Observer discussed with Zheng how this will impact the creation of exams for his course. “I’ll use ChatGPT to test my questions and design the exam…I think it gives a lot of challenges for academic integrity detection”.
Major Australian universities have updated their academic integrity policies in response to this, including the Group of Eight (Go8) Universities; USyd, UNSW, Monash, UniMelb, UWA, ANU, the University of Queensland, and the University of Adelaide.
The Go8 has stated that they are “proactively tackling the emergence of AI” and “revised how they will run assessments in 2023”. Zheng agreed with this sentiment of ChatGPT potentially causing an epidemic of cheating that “to some extent it will”.
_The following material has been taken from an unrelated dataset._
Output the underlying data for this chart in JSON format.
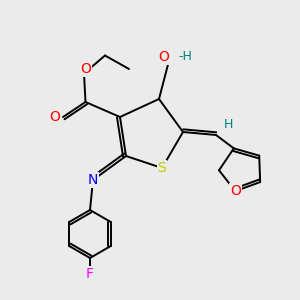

The University of Hong Kong has also issued a temporary ban on students using the tool to assist with any coursework, classwork and assessments.
They are the first institution internationally to issue a ban, which was described by the University as a “temporary measure” until a permanent solution is found.
Observer spoke to Jack Miller, President and Co-Founder of the Machine Learning Society.
Miller discussed the potential issues that it could raise for ANU students, especially regarding assessments and exams.
“I don’t think ChatGPT can currently write a high distinction essay… but potentially a pass or a credit. I think a solution is the creation of assignments which require thinking skills like abstract reasoning, not just the basic factual recall or cohesive writing which is present in ChatGPT”.
“I think the better solution for those writing assessments is to ask what is going to be required of students in a world where ChatGPT exists. What are the skills that we humans have that ChatGPT doesn’t?”
Concerns have also been raised about the inherent bias that has been seen in ChatGPT’s responses, with reports it can deliver sexist or racist answers.
Miller said, “the training data is not necessarily representative of society and what would normally be spoken…often polarizing sorts of material can be more frequent on the internet”.
“Groups that are underrepresented in the training corpus are not going to have as accurate a representation in the output… for example if there are simply less sentences about a particular ethnicity”.
“I think that the rules have changed…this is another step along that path where our integration with technology continues to increase”.